Practical political importance of LTV

Justin Schwartz jschwart at
Thu Nov 3 09:12:24 MST 1994

On 2 Nov 1994, Paul Cockshott wrote:

> I see it as having 2 linked political messages.
> Firstly, the exposure of the nature of exploitation provided the
> moral basis of classical socialism and for the struggle against
> exploitation.

I agree that the reality of exploitation--that most profit comes from
forced surplus (value) transfer--is the real message of the LTV. But that
reality had better not depend on the LTV, because the theory is a mess. We
can talk in terms of value, and even labor values if we like. After all it
is true that commodities produced by workers have a labor content. There
is some socially necessary labor time required to produce them. And
capitalists take some of that value, which is embodied in their profits.
But we do not need a price theory to make this point. I guess that was the
point of Doug's query about the relevance of the transformation problem today.
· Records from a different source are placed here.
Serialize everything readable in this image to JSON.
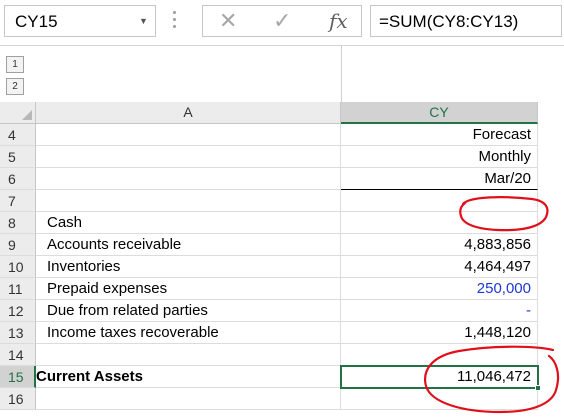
{
  "name_box": {
    "value": "CY15"
  },
  "formula_bar": {
    "cancel_icon": "cancel-x-icon",
    "enter_icon": "checkmark-icon",
    "function_label": "fx",
    "formula": "=SUM(CY8:CY13)"
  },
  "outline": {
    "levels": [
      "1",
      "2"
    ]
  },
  "columns": [
    "A",
    "CY"
  ],
  "rows": [
    {
      "num": "4",
      "label": "",
      "value": "Forecast"
    },
    {
      "num": "5",
      "label": "",
      "value": "Monthly"
    },
    {
      "num": "6",
      "label": "",
      "value": "Mar/20"
    },
    {
      "num": "7",
      "label": "",
      "value": ""
    },
    {
      "num": "8",
      "label": "Cash",
      "value": ""
    },
    {
      "num": "9",
      "label": "Accounts receivable",
      "value": "4,883,856"
    },
    {
      "num": "10",
      "label": "Inventories",
      "value": "4,464,497"
    },
    {
      "num": "11",
      "label": "Prepaid expenses",
      "value": "250,000"
    },
    {
      "num": "12",
      "label": "Due from related parties",
      "value": "-"
    },
    {
      "num": "13",
      "label": "Income taxes recoverable",
      "value": "1,448,120"
    },
    {
      "num": "14",
      "label": "",
      "value": ""
    },
    {
      "num": "15",
      "label": "Current Assets",
      "value": "11,046,472"
    },
    {
      "num": "16",
      "label": "",
      "value": ""
    }
  ],
  "colors": {
    "selection": "#217346",
    "blue_input": "#1f38d0",
    "annotation": "#e0101a"
  }
}
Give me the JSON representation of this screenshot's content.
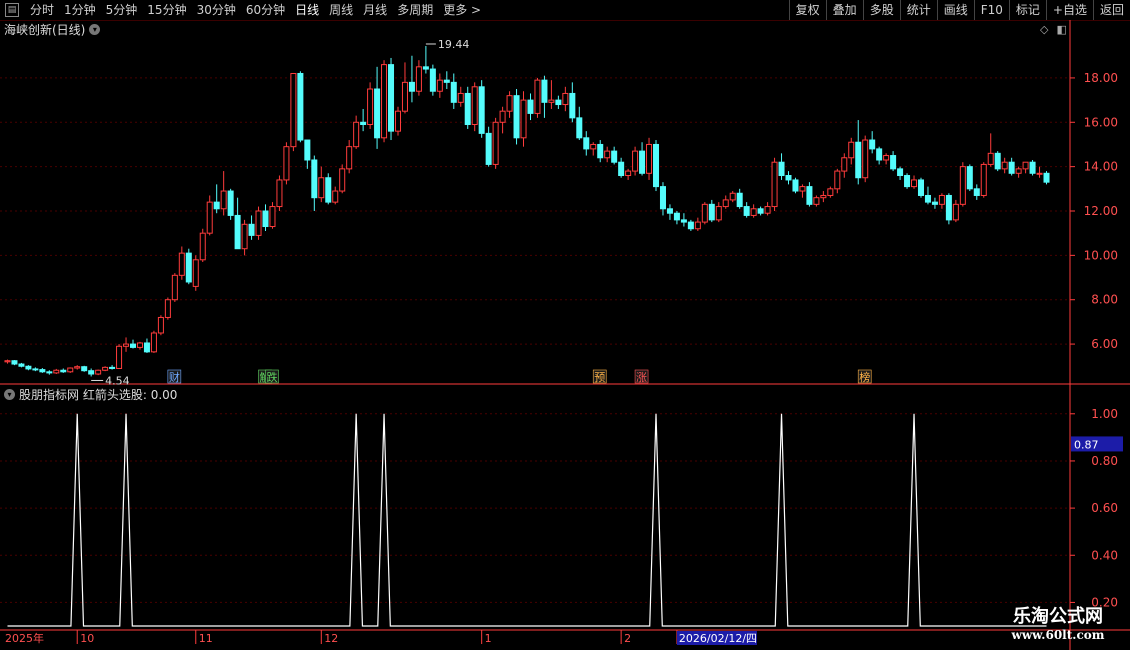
{
  "toolbar": {
    "periods": [
      "分时",
      "1分钟",
      "5分钟",
      "15分钟",
      "30分钟",
      "60分钟",
      "日线",
      "周线",
      "月线",
      "多周期",
      "更多 >"
    ],
    "active_period": "日线",
    "right_buttons": [
      "复权",
      "叠加",
      "多股",
      "统计",
      "画线",
      "F10",
      "标记",
      "+自选",
      "返回"
    ]
  },
  "stock": {
    "title": "海峡创新(日线)"
  },
  "indicator": {
    "title": "股朋指标网",
    "label": "红箭头选股: 0.00"
  },
  "markers": [
    {
      "label": "财",
      "color": "#6fa8ff",
      "idx": 24
    },
    {
      "label": "解",
      "color": "#5fd35f",
      "idx": 37
    },
    {
      "label": "跌",
      "color": "#5fd35f",
      "idx": 38
    },
    {
      "label": "预",
      "color": "#ffb347",
      "idx": 85
    },
    {
      "label": "涨",
      "color": "#ff5555",
      "idx": 91
    },
    {
      "label": "榜",
      "color": "#ffb347",
      "idx": 123
    }
  ],
  "watermark": {
    "line1": "乐淘公式网",
    "line2": "www.60lt.com"
  },
  "colors": {
    "up": "#ff3c3c",
    "down": "#54fcfc",
    "grid": "#4a0000",
    "axis": "#ff3c3c",
    "line": "#ffffff"
  },
  "chart_data": [
    {
      "type": "candlestick",
      "title": "海峡创新(日线)",
      "ylim": [
        4.2,
        19.8
      ],
      "y_ticks": [
        6.0,
        8.0,
        10.0,
        12.0,
        14.0,
        16.0,
        18.0
      ],
      "grid": true,
      "max_label": "19.44",
      "min_label": "4.54",
      "x_ticks": [
        {
          "label": "2025年",
          "idx": 0
        },
        {
          "label": "10",
          "idx": 10
        },
        {
          "label": "11",
          "idx": 27
        },
        {
          "label": "12",
          "idx": 45
        },
        {
          "label": "1",
          "idx": 68
        },
        {
          "label": "2",
          "idx": 88
        },
        {
          "label": "2026/02/12/四",
          "idx": 96,
          "highlight": true
        }
      ],
      "ohlc": [
        [
          5.2,
          5.3,
          5.12,
          5.25
        ],
        [
          5.25,
          5.28,
          5.05,
          5.1
        ],
        [
          5.1,
          5.15,
          4.95,
          5.0
        ],
        [
          5.0,
          5.05,
          4.82,
          4.88
        ],
        [
          4.88,
          4.95,
          4.78,
          4.85
        ],
        [
          4.85,
          4.92,
          4.7,
          4.75
        ],
        [
          4.75,
          4.82,
          4.62,
          4.7
        ],
        [
          4.7,
          4.88,
          4.65,
          4.82
        ],
        [
          4.82,
          4.9,
          4.7,
          4.75
        ],
        [
          4.75,
          4.95,
          4.7,
          4.92
        ],
        [
          4.92,
          5.05,
          4.85,
          4.98
        ],
        [
          4.98,
          5.02,
          4.75,
          4.8
        ],
        [
          4.8,
          4.9,
          4.54,
          4.65
        ],
        [
          4.65,
          4.85,
          4.6,
          4.82
        ],
        [
          4.82,
          5.0,
          4.78,
          4.95
        ],
        [
          4.95,
          5.05,
          4.85,
          4.9
        ],
        [
          4.9,
          6.0,
          4.88,
          5.9
        ],
        [
          5.9,
          6.3,
          5.65,
          6.0
        ],
        [
          6.0,
          6.2,
          5.8,
          5.85
        ],
        [
          5.85,
          6.1,
          5.75,
          6.05
        ],
        [
          6.05,
          6.25,
          5.6,
          5.65
        ],
        [
          5.65,
          6.6,
          5.6,
          6.5
        ],
        [
          6.5,
          7.3,
          6.4,
          7.2
        ],
        [
          7.2,
          8.1,
          7.1,
          8.0
        ],
        [
          8.0,
          9.2,
          7.9,
          9.1
        ],
        [
          9.1,
          10.4,
          8.9,
          10.1
        ],
        [
          10.1,
          10.3,
          8.7,
          8.8
        ],
        [
          8.6,
          10.0,
          8.4,
          9.8
        ],
        [
          9.8,
          11.2,
          9.7,
          11.0
        ],
        [
          11.0,
          12.7,
          10.9,
          12.4
        ],
        [
          12.4,
          13.2,
          11.9,
          12.1
        ],
        [
          12.1,
          13.8,
          11.8,
          12.9
        ],
        [
          12.9,
          13.0,
          11.6,
          11.8
        ],
        [
          11.8,
          12.6,
          10.9,
          10.3
        ],
        [
          10.3,
          11.6,
          10.0,
          11.4
        ],
        [
          11.4,
          11.8,
          10.7,
          10.9
        ],
        [
          10.9,
          12.2,
          10.7,
          12.0
        ],
        [
          12.0,
          12.3,
          11.1,
          11.3
        ],
        [
          11.3,
          12.4,
          11.2,
          12.2
        ],
        [
          12.2,
          13.6,
          12.0,
          13.4
        ],
        [
          13.4,
          15.1,
          13.2,
          14.9
        ],
        [
          14.9,
          17.7,
          14.7,
          18.2
        ],
        [
          18.2,
          18.3,
          15.1,
          15.2
        ],
        [
          15.2,
          14.8,
          13.9,
          14.3
        ],
        [
          14.3,
          14.5,
          12.0,
          12.6
        ],
        [
          12.6,
          14.0,
          12.4,
          13.5
        ],
        [
          13.5,
          13.7,
          12.3,
          12.4
        ],
        [
          12.4,
          13.1,
          12.3,
          12.9
        ],
        [
          12.9,
          14.1,
          12.8,
          13.9
        ],
        [
          13.9,
          15.2,
          13.7,
          14.9
        ],
        [
          14.9,
          16.3,
          14.8,
          16.0
        ],
        [
          16.0,
          16.6,
          15.6,
          15.9
        ],
        [
          15.9,
          17.8,
          15.7,
          17.5
        ],
        [
          17.5,
          18.5,
          14.8,
          15.3
        ],
        [
          15.3,
          18.8,
          15.1,
          18.6
        ],
        [
          18.6,
          18.9,
          15.2,
          15.6
        ],
        [
          15.6,
          16.7,
          15.4,
          16.5
        ],
        [
          16.5,
          18.7,
          16.4,
          17.8
        ],
        [
          17.8,
          19.0,
          16.9,
          17.4
        ],
        [
          17.4,
          18.8,
          17.2,
          18.5
        ],
        [
          18.5,
          19.44,
          18.2,
          18.4
        ],
        [
          18.4,
          18.6,
          17.2,
          17.4
        ],
        [
          17.4,
          18.2,
          17.1,
          17.9
        ],
        [
          17.9,
          18.3,
          17.5,
          17.8
        ],
        [
          17.8,
          18.2,
          16.6,
          16.9
        ],
        [
          16.9,
          17.6,
          16.7,
          17.3
        ],
        [
          17.3,
          17.6,
          15.7,
          15.9
        ],
        [
          15.9,
          17.8,
          15.6,
          17.6
        ],
        [
          17.6,
          17.9,
          15.3,
          15.5
        ],
        [
          15.5,
          15.8,
          14.0,
          14.1
        ],
        [
          14.1,
          16.2,
          13.9,
          16.0
        ],
        [
          16.0,
          16.7,
          15.5,
          16.5
        ],
        [
          16.5,
          17.4,
          16.2,
          17.2
        ],
        [
          17.2,
          17.5,
          15.0,
          15.3
        ],
        [
          15.3,
          17.4,
          14.9,
          17.0
        ],
        [
          17.0,
          17.3,
          16.1,
          16.4
        ],
        [
          16.4,
          18.0,
          16.2,
          17.9
        ],
        [
          17.9,
          18.1,
          16.2,
          16.9
        ],
        [
          16.9,
          17.9,
          16.6,
          17.0
        ],
        [
          17.0,
          17.2,
          16.6,
          16.8
        ],
        [
          16.8,
          17.6,
          16.5,
          17.3
        ],
        [
          17.3,
          17.8,
          16.0,
          16.2
        ],
        [
          16.2,
          16.7,
          15.2,
          15.3
        ],
        [
          15.3,
          15.6,
          14.5,
          14.8
        ],
        [
          14.8,
          15.1,
          14.5,
          15.0
        ],
        [
          15.0,
          15.2,
          14.2,
          14.4
        ],
        [
          14.4,
          14.9,
          14.2,
          14.7
        ],
        [
          14.7,
          14.9,
          14.1,
          14.2
        ],
        [
          14.2,
          14.4,
          13.5,
          13.6
        ],
        [
          13.6,
          13.9,
          13.4,
          13.8
        ],
        [
          13.8,
          14.9,
          13.6,
          14.7
        ],
        [
          14.7,
          15.1,
          13.6,
          13.7
        ],
        [
          13.7,
          15.3,
          13.4,
          15.0
        ],
        [
          15.0,
          15.2,
          12.9,
          13.1
        ],
        [
          13.1,
          13.3,
          11.8,
          12.1
        ],
        [
          12.1,
          12.3,
          11.6,
          11.9
        ],
        [
          11.9,
          12.0,
          11.4,
          11.6
        ],
        [
          11.6,
          11.9,
          11.3,
          11.5
        ],
        [
          11.5,
          11.6,
          11.1,
          11.2
        ],
        [
          11.2,
          11.7,
          11.1,
          11.5
        ],
        [
          11.5,
          12.4,
          11.4,
          12.3
        ],
        [
          12.3,
          12.5,
          11.5,
          11.6
        ],
        [
          11.6,
          12.4,
          11.5,
          12.2
        ],
        [
          12.2,
          12.7,
          12.1,
          12.5
        ],
        [
          12.5,
          12.9,
          12.4,
          12.8
        ],
        [
          12.8,
          13.0,
          12.1,
          12.2
        ],
        [
          12.2,
          12.4,
          11.7,
          11.8
        ],
        [
          11.8,
          12.3,
          11.7,
          12.1
        ],
        [
          12.1,
          12.2,
          11.8,
          11.9
        ],
        [
          11.9,
          12.4,
          11.8,
          12.2
        ],
        [
          12.2,
          14.4,
          12.0,
          14.2
        ],
        [
          14.2,
          14.6,
          13.4,
          13.6
        ]
      ],
      "ohlc_late": [
        [
          13.6,
          13.8,
          13.2,
          13.4
        ],
        [
          13.4,
          13.5,
          12.8,
          12.9
        ],
        [
          12.9,
          13.2,
          12.6,
          13.1
        ],
        [
          13.1,
          13.3,
          12.2,
          12.3
        ],
        [
          12.3,
          12.7,
          12.2,
          12.6
        ],
        [
          12.6,
          12.9,
          12.4,
          12.7
        ],
        [
          12.7,
          13.1,
          12.6,
          13.0
        ],
        [
          13.0,
          13.9,
          12.8,
          13.8
        ],
        [
          13.8,
          14.6,
          13.5,
          14.4
        ],
        [
          14.4,
          15.3,
          14.1,
          15.1
        ],
        [
          15.1,
          16.1,
          13.2,
          13.5
        ],
        [
          13.5,
          15.4,
          13.3,
          15.2
        ],
        [
          15.2,
          15.6,
          14.6,
          14.8
        ],
        [
          14.8,
          14.9,
          14.1,
          14.3
        ],
        [
          14.3,
          14.6,
          14.1,
          14.5
        ],
        [
          14.5,
          14.7,
          13.8,
          13.9
        ],
        [
          13.9,
          14.0,
          13.4,
          13.6
        ],
        [
          13.6,
          13.7,
          13.0,
          13.1
        ],
        [
          13.1,
          13.6,
          13.0,
          13.4
        ],
        [
          13.4,
          13.5,
          12.6,
          12.7
        ],
        [
          12.7,
          13.1,
          12.3,
          12.4
        ],
        [
          12.4,
          12.6,
          12.1,
          12.3
        ],
        [
          12.3,
          12.8,
          12.1,
          12.7
        ],
        [
          12.7,
          12.8,
          11.4,
          11.6
        ],
        [
          11.6,
          12.5,
          11.5,
          12.3
        ],
        [
          12.3,
          14.2,
          12.2,
          14.0
        ],
        [
          14.0,
          14.1,
          12.9,
          13.0
        ],
        [
          13.0,
          13.2,
          12.5,
          12.7
        ],
        [
          12.7,
          14.2,
          12.6,
          14.1
        ],
        [
          14.1,
          15.5,
          14.0,
          14.6
        ],
        [
          14.6,
          14.7,
          13.8,
          13.9
        ],
        [
          13.9,
          14.4,
          13.7,
          14.2
        ],
        [
          14.2,
          14.4,
          13.6,
          13.7
        ],
        [
          13.7,
          14.0,
          13.5,
          13.9
        ],
        [
          13.9,
          14.2,
          13.7,
          14.2
        ],
        [
          14.2,
          14.3,
          13.6,
          13.7
        ],
        [
          13.7,
          14.0,
          13.5,
          13.7
        ],
        [
          13.7,
          13.8,
          13.2,
          13.3
        ]
      ]
    },
    {
      "type": "line",
      "title": "红箭头选股",
      "ylim": [
        0.1,
        1.05
      ],
      "y_ticks": [
        0.2,
        0.4,
        0.6,
        0.8,
        1.0
      ],
      "current_value": "0.87",
      "spike_idx": [
        10,
        17,
        50,
        54,
        93,
        111,
        130
      ]
    }
  ]
}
> Secondly a classic demand of socialism was for the worker to recieve
> the full value of their labour ( before taxes for social services etc ).
> This provides a distinct alternative to the liberal reformist ideas
> of a minimum wage or guaranteed basic income.

I do not think that we should demand that workers receive the full value
of their labor. We can attack capitalist apologetics that capitalists are
morally entitled to their profits because of their alleged contribution
without buying into a contribution-based desert theory. Ad hominem we can
argue that capitalists do not contribute. They own, which is something
different. So on the terms of contribution theory, they are not entitled.
But workers are not entitled because they contribute, but because all
should have enough.

I don't buy into the Rawls original position apparatus for defending a
theory of justice, but he seems on solid ground to me when he insists that
the social product does not come pre-divided into entitlement portions.
One reason for this is that children, the disabled, and the aged should
have enough to live well, and not on grounds of charity. Another reason is
that, as Marx and Rawls insist, difference in natural abilities to
contribute is arbitrary, so that making entitlement contribution based
makes merely natural and morally irrelevant differences a basis for life

Basic income is not the same as minimum wage. The former does not imply
or presuppose wage labor. The basic income demand is just that all
should have enough. This is a deeply anti-capitalist demand. If liberals
maintain it, they hold something fundamentally at odds with any
pro-capitalist convictions they may have.

> The labour theory of value leads to the demand that we dont want the
> crumbs, or even a slice of the cake, but the whole thing.

We should demand this--"The theory of the Communists can be summed up in a
single expression: Abolition of Private Property!"--but we do not need the
LTV to do demand it. In the document quoted the case for that abolition
does not advert to the LTV, for example.